Im Übrigen ist streitig, ob die Insolvenzverwalterin RA'in Amend im konkreten Fall Vericon AG mit ihrem Begehren durchdringt. Immerhin gibt es signifikante Unterschiede zwischen einem Kommanditisten, der seine Einlage noch nicht erbracht hat, und einem stillen Gesellschafter, dessen Beteiligung gerade nicht öffentlich im Handelsregister bekannt gemacht worden ist. Im Falle der Kommanditbeteiligung bedarf es einer genauen Sachverhalts- und Rechtsanalyse, da hier die Rechtslage sehr kompliziert ist und in vielen Fällen der Anspruch auf die ausstehende Einlage besteht.

 

Grund für diese Nachforderung ist, dass sich ein außenstehender Gläubiger nicht auf die Absprachen zwischen der Gesellschaft und den Gesellschaftern verweisen lassen muss, sondern sich an die Eintragungen im Handelsregister halten kann. Hier werden unter anderem auch die Kommanditbeteiligungen in voller Höhe ausgewiesen. Wenn diese noch nicht vollständig erbracht sind, z.B. weil eine ratenweise Zahlung vereinbart ist, hat der Gläubiger das Recht der sofortigen Erfüllung durch den Anleger.

 

Diese Registerpublizität gibt es im Bereich der (typischen oder atypischen) stillen Beteiligungen nicht. Daher wird von uns mit guten Argumenten vehement vertreten, dass eine Pflicht zur Erbringung der ausstehenden Einlagen nicht besteht, weil sich der außenstehende Gläubiger eben nicht darauf berufen kann. Denn im Zweifel weiss er nichts von der stillen Beteiligung und der vereinbarten Höhe der Einlagen.
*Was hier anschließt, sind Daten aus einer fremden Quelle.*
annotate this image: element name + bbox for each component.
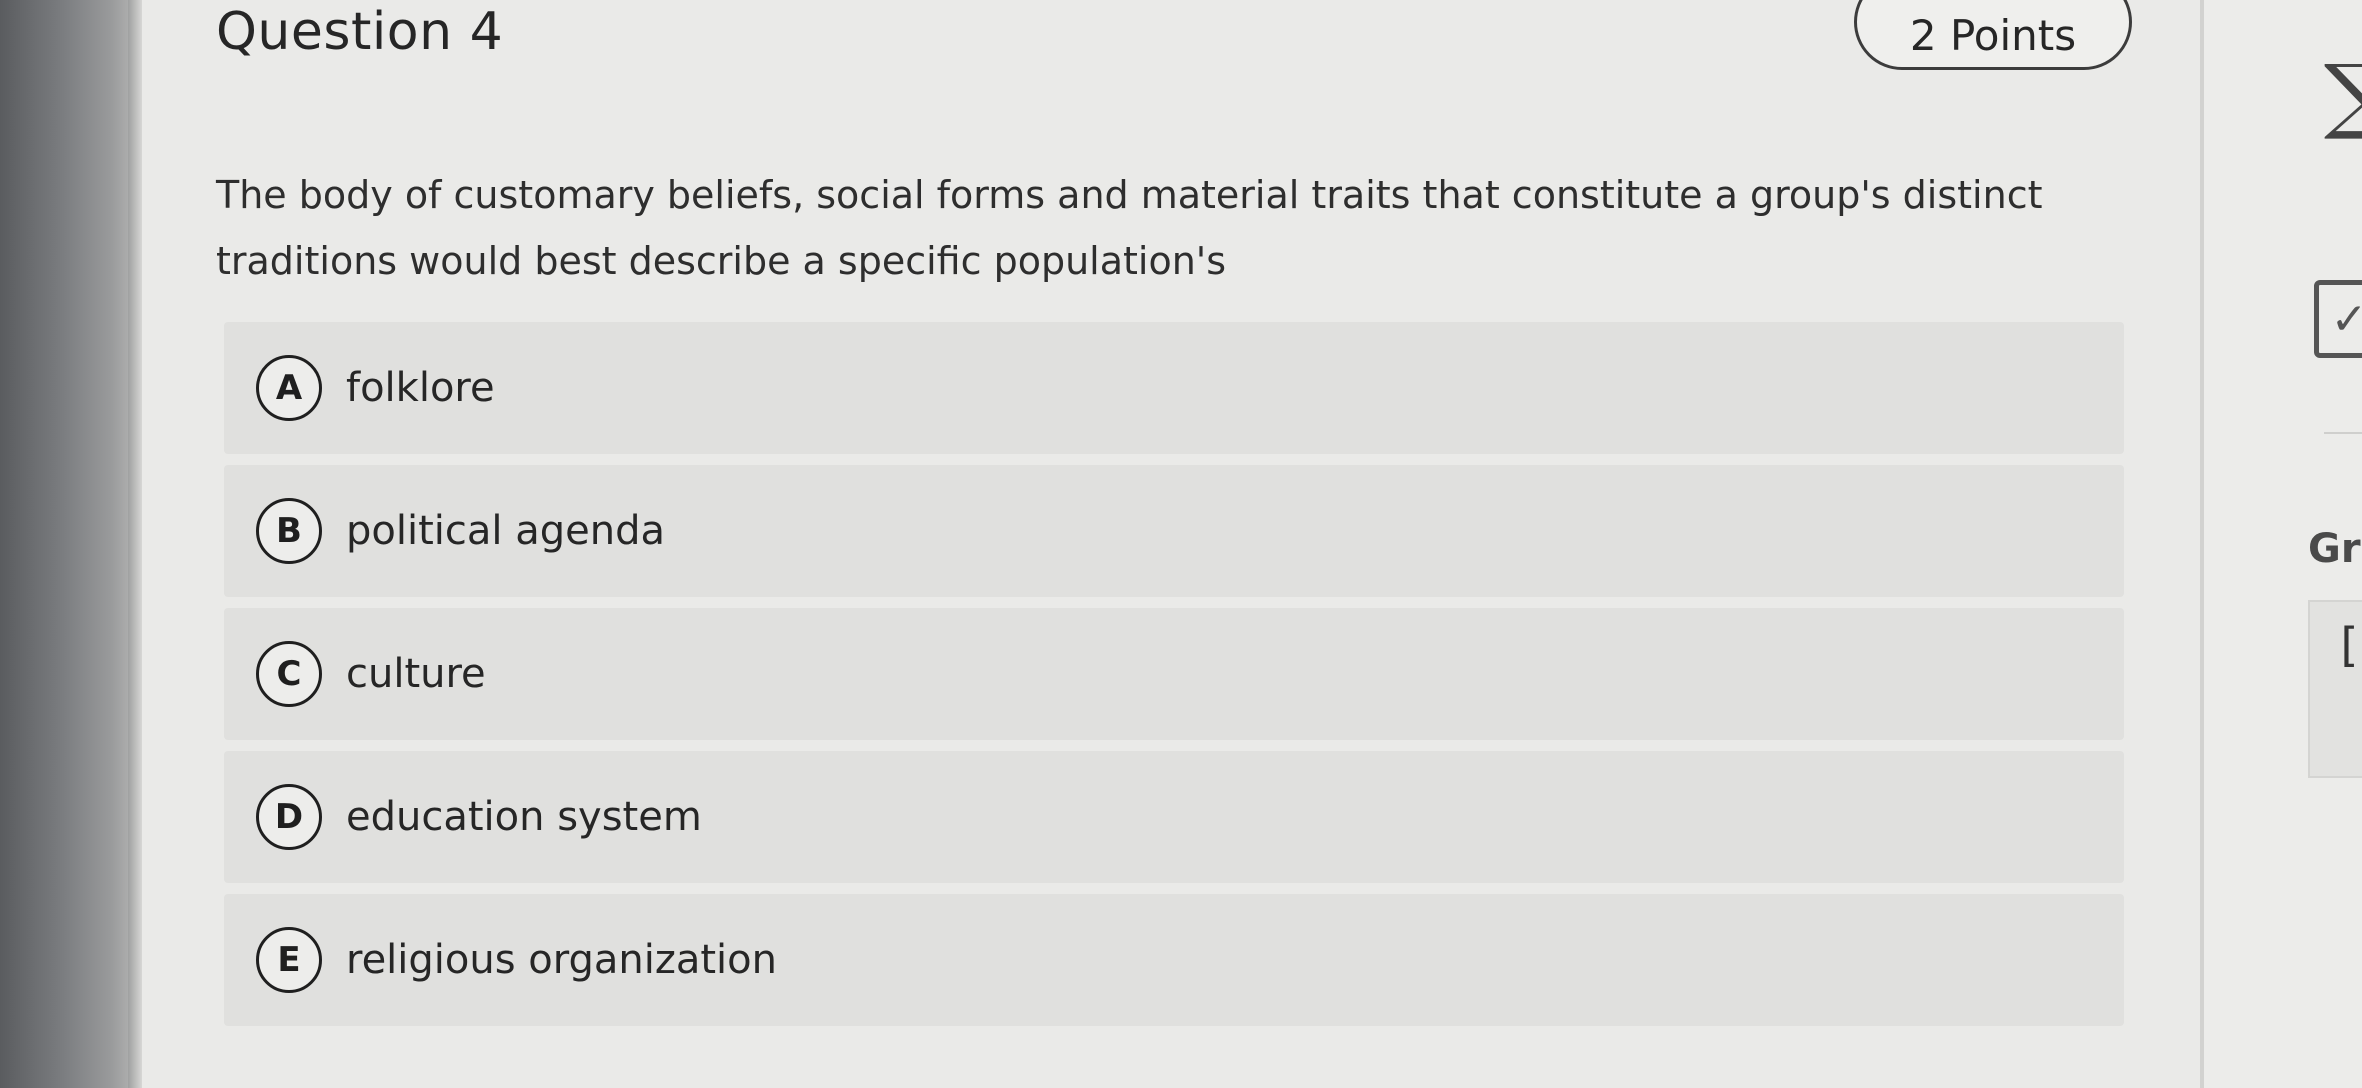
option-letter-badge: D — [256, 784, 322, 850]
option-label: political agenda — [346, 508, 665, 554]
option-d[interactable]: D education system — [224, 751, 2124, 883]
sidebar-separator — [2324, 432, 2362, 434]
option-letter-badge: E — [256, 927, 322, 993]
option-label: culture — [346, 651, 486, 697]
option-letter-badge: C — [256, 641, 322, 707]
question-title: Question 4 — [216, 2, 504, 62]
checkbox-icon[interactable]: ✓ — [2314, 280, 2362, 358]
option-letter-badge: B — [256, 498, 322, 564]
option-e[interactable]: E religious organization — [224, 894, 2124, 1026]
question-panel: Question 4 2 Points The body of customar… — [142, 0, 2202, 1088]
option-c[interactable]: C culture — [224, 608, 2124, 740]
left-rail — [0, 0, 140, 1088]
answer-options: A folklore B political agenda C culture … — [224, 322, 2124, 1037]
option-label: education system — [346, 794, 702, 840]
option-b[interactable]: B political agenda — [224, 465, 2124, 597]
option-label: religious organization — [346, 937, 777, 983]
option-a[interactable]: A folklore — [224, 322, 2124, 454]
left-edge — [128, 0, 142, 1088]
quiz-screen: Question 4 2 Points The body of customar… — [0, 0, 2362, 1088]
bracket-icon: [ — [2334, 618, 2362, 672]
option-letter-badge: A — [256, 355, 322, 421]
sigma-icon[interactable]: ∑ — [2324, 48, 2362, 143]
question-prompt: The body of customary beliefs, social fo… — [216, 173, 2043, 283]
option-label: folklore — [346, 365, 495, 411]
right-sidebar: ∑ ✓ Gr [ — [2204, 0, 2362, 1088]
grade-label: Gr — [2308, 526, 2361, 572]
points-badge: 2 Points — [1854, 0, 2132, 70]
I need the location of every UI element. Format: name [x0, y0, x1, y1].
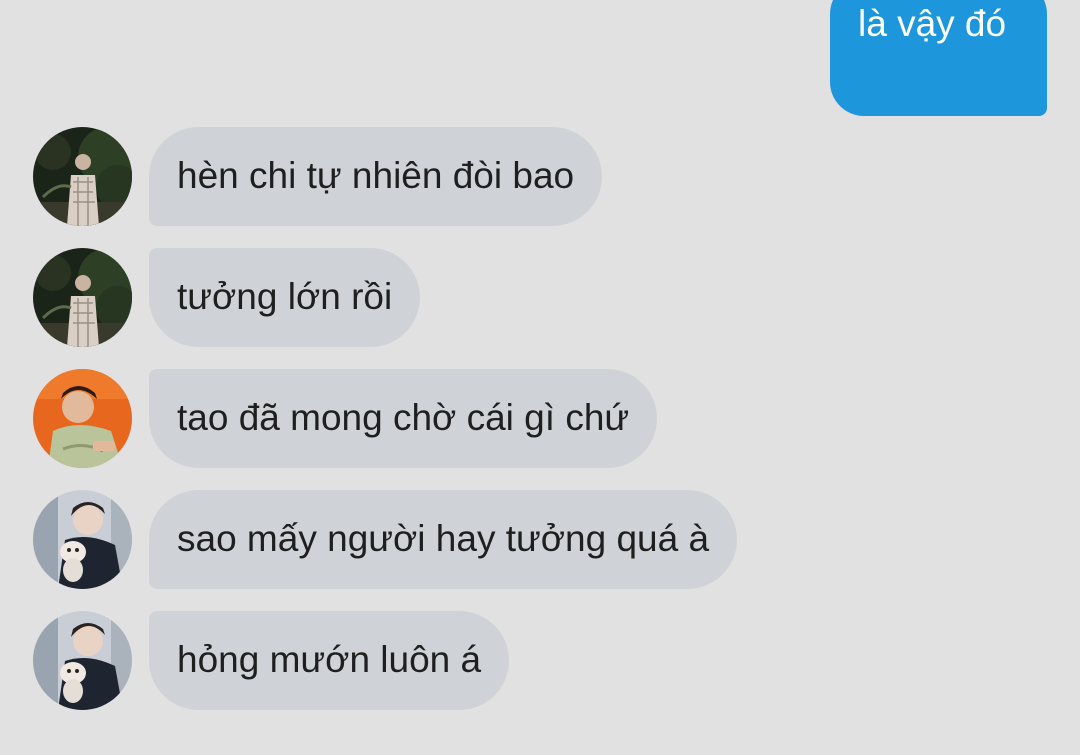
incoming-message-bubble[interactable]: hỏng mướn luôn á	[149, 611, 510, 710]
incoming-message-bubble[interactable]: sao mấy người hay tưởng quá à	[149, 490, 738, 589]
message-text: hỏng mướn luôn á	[177, 639, 482, 681]
avatar-night-photo[interactable]	[33, 127, 132, 226]
message-text: tưởng lớn rồi	[177, 276, 393, 318]
chat-thread: là vậy đó hèn chi tự nhiên đòi bao tưởng…	[0, 0, 1080, 755]
message-text: sao mấy người hay tưởng quá à	[177, 518, 710, 560]
avatar-boy-with-dog[interactable]	[33, 611, 132, 710]
message-row: tao đã mong chờ cái gì chứ	[0, 369, 1080, 469]
message-text: là vậy đó	[858, 3, 1007, 44]
message-text: tao đã mong chờ cái gì chứ	[177, 397, 630, 439]
avatar-orange-couch[interactable]	[33, 369, 132, 468]
avatar-boy-with-dog[interactable]	[33, 490, 132, 589]
incoming-message-bubble[interactable]: hèn chi tự nhiên đòi bao	[149, 127, 603, 226]
avatar-night-photo[interactable]	[33, 248, 132, 347]
message-row: tưởng lớn rồi	[0, 248, 1080, 348]
message-row: hèn chi tự nhiên đòi bao	[0, 127, 1080, 227]
message-text: hèn chi tự nhiên đòi bao	[177, 155, 575, 197]
incoming-message-bubble[interactable]: tưởng lớn rồi	[149, 248, 421, 347]
incoming-message-bubble[interactable]: tao đã mong chờ cái gì chứ	[149, 369, 658, 468]
outgoing-message-bubble[interactable]: là vậy đó	[830, 0, 1047, 116]
message-row: sao mấy người hay tưởng quá à	[0, 490, 1080, 590]
message-row: hỏng mướn luôn á	[0, 611, 1080, 711]
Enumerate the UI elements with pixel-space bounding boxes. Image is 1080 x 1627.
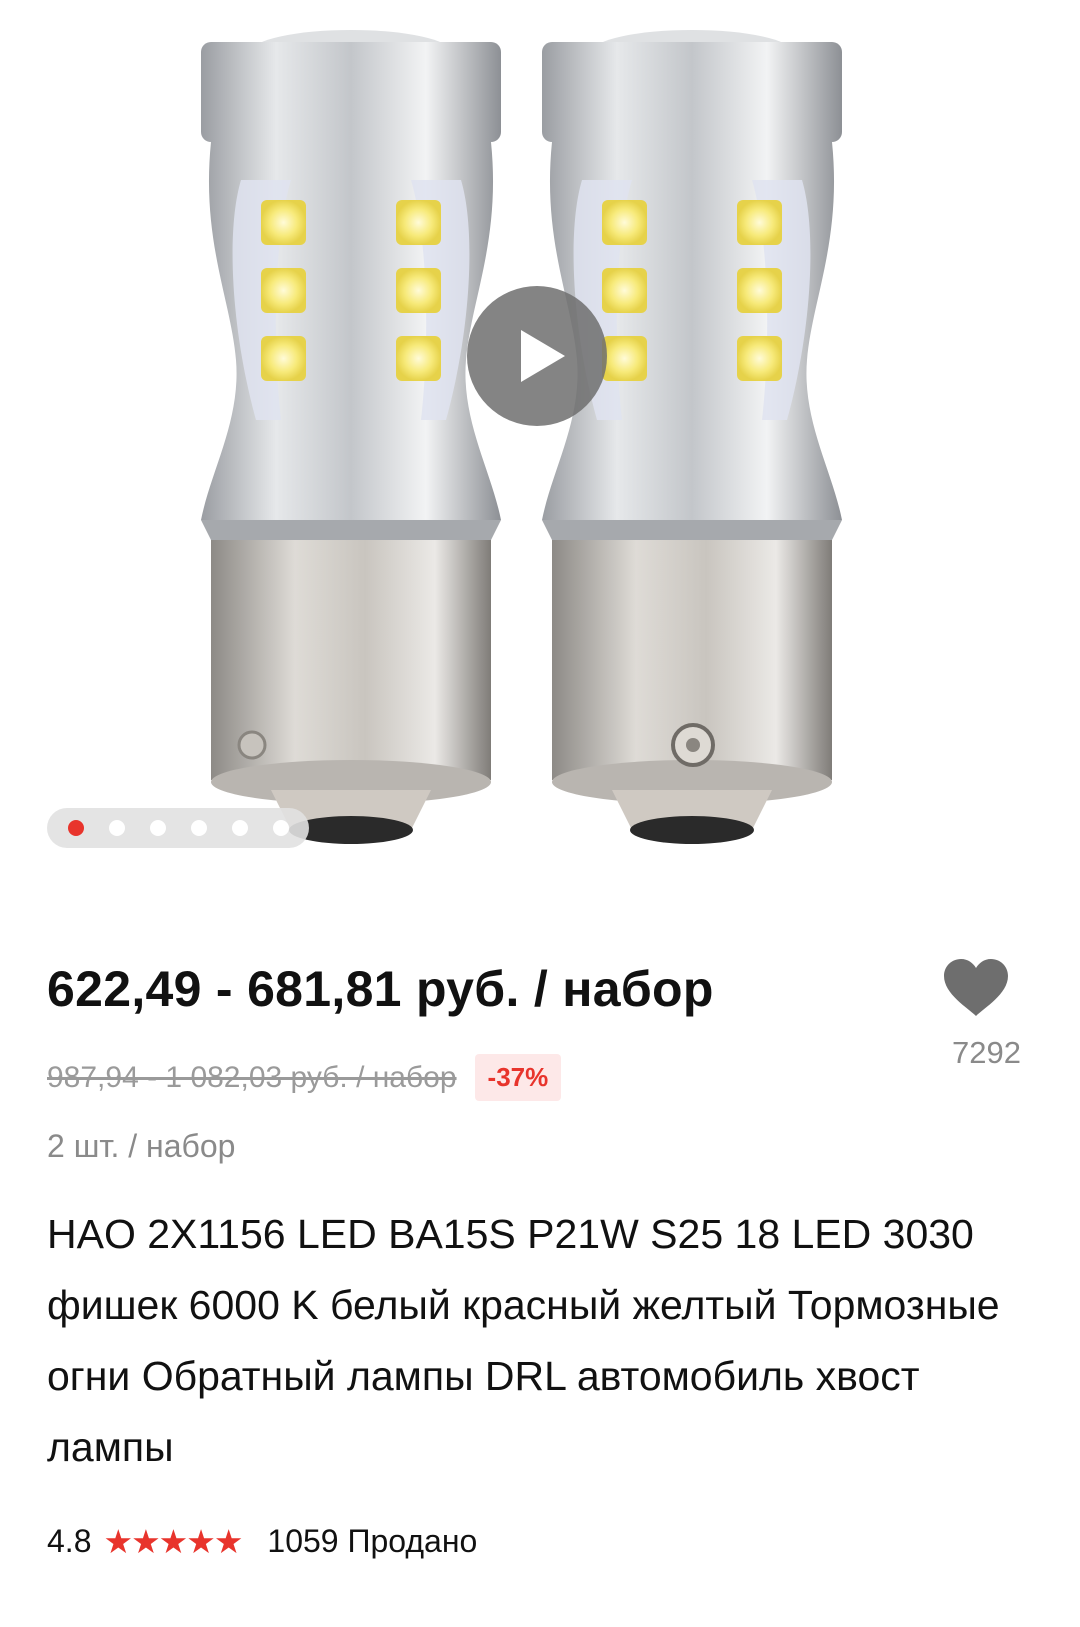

Die Gegenauffassung stützt sich auf eine Vorschrift im Handelsgesetzbuch (§ 236 HGB), aus welcher das Gegenteil hergeleitet werden könnte.

 

Ich werde mich für meine Mandanten gegen diese Ansprüche wehren, wobei offensichtlich nicht alle Anleger von der Insolvenzverwalterin angeschrieben worden sind und die sogenannten Interessensgemeinschaften teilweise Behauptungen ins Blaue hinein verbreiten.

 

In ähnlich gelagerten Fällen ist es mir gelungen, Ansprüche auf Erbringung der ausstehenden Einlagen im Zusammenhang mit einer Kommanditgesellschaft in drei Gerichtsinstanzen (Landgericht, Oberlandesgericht, Bundesgerichtshof) abzuwehren, was, wie bereits erwähnt, auf Grund der Registerpublizität wesentlich schwieriger war als im Bereich der stillen Gesellschaften.